Letras y círculos


La limpia silueta de un libro circular sobre una torre de libros, llamó la atención del joven lector. Reflexionó en que llamar al vendedor para que le alcanzara el libro sería tan deshonroso como pedirle que lo leyera por él. Conseguir un libro en el plano físico vale por una metáfora del estético o el filosófico. Maniobró hasta conseguirlo.
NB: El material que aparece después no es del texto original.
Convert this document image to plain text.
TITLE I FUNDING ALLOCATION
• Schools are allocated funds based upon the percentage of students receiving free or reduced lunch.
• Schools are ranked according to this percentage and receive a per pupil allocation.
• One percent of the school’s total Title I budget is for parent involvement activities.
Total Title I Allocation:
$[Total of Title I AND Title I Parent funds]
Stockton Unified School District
La pasta era negra con filos rojos, las letras, de un idioma que dedujo árabe por las formas manieristas
Giró la pasta para abrir el libro, y entonces, un fino polvo de letras y años inspiró en su memoria el recuerdo de la doctrina del círculo y el eterno retorno, y con ello la historia del chino y la mariposa, finamente hilada a su idea de escribir un poema donde un Rabí, al final, no sin inquietud, comprendiera que, en realidad, él también era un organismo compuesto por palabras, y que al caligrafiar la figura del Gölem, no hacía más que elucidar la imagen de su propio creador, como en ese grabado de Escher donde una mano dibuja otra mano que a su vez la dibuja, o como si la explosión final que dará fin al universo, el Big Crunch, fuera homónima de la que lo originó, y la historia del cosmos: la materia inerte, las células, los dinosaurios, el hombre, y toda la vida que conocemos y la que no, fueran sólo un péndulo de Foucault trazando un mismo círculo de arena, o como si un ser vivo, violando las leyes de la física y la biología, cruzara la curvatura de tiempo y espacio y, después de millones de años, tras cruzar planetas estrellas supernovas y galaxias, llegara al interior de un átomo, y luego a una molécula y luego, inevitable, al punto de partida: no sólo en espacio sino en tiempo.
Mientras el joven reflexionaba de esta manera, se ligaba en su interior la relación entre lo que pensaba y lo que veía: En un plano el círculo y el infinito, en el otro, un texto escrito en caracteres arábigos. Pensó que sería extraordinario poder apresar el infinito, no en el espacio, como en la pintura, ni en el tiempo, como en la música, sino ambos, que todo sucediera de manera simultánea y en un mismo punto, una esfera cuyo nombre sería la primera letra del alefato. Entonces vio en su mente, como en una suerte de película, el populoso mar, el alba y la tarde, las muchedumbres de América, una plateada telaraña en el centro de una negra pirámide con sus cinco ojos redondos reflejando laberintos, tigres, oncolitos, relojes de arena, y espejos que a su vez reflejaban arañas, racimos, nieve, tabaco, vetas de metal, huevos de termitas incrustados en bloques de ámbar, y un círculo de tierra seca en una vereda, donde antes hubo un árbol, y donde ahora surgía la biblioteca Nacional de Buenos Aires, y se vio a sí mismo, el mejor lector, viejo, conducido por un lazarillo, víctima de ese Demiurgo negro que provocó la sordera de Beethoven, la locura de Nietzsche y la artritis de Renoir, el que mató a Lully con su propia batuta y encerró la mente de Stephen Hawking, exploradora de los confines del universo, en un cuerpo enfermo de parálisis espática. Supo que él sería director de esa ciudad de libros que, por su condición física le estarían prohibidos, repitiendo el destino de Groussac, y que escribiría un cuento llamado “El Aleph” y que estudiaría antiguo anglosajón y escandinavo, y que no vería el Nobel, y que moriría en Suiza en 1986 y al final de su vida, cuando el ser que nos sueña dejara de soñarlo, vería un túnel con una luz al fondo, y al cruzarla giraría la rueda cósmica y el estaría naciendo otra vez en Argentina, en el año de 1899, y sería otra vez Borges, y llegaría una tarde francesa en que entraría a una librería de viejo y hallaría un libro de forma circular escrito en caracteres arábigos que le darían por instantes la intuición de que el tiempo, el espacio y el ser no son más que un movimiento perpetuo.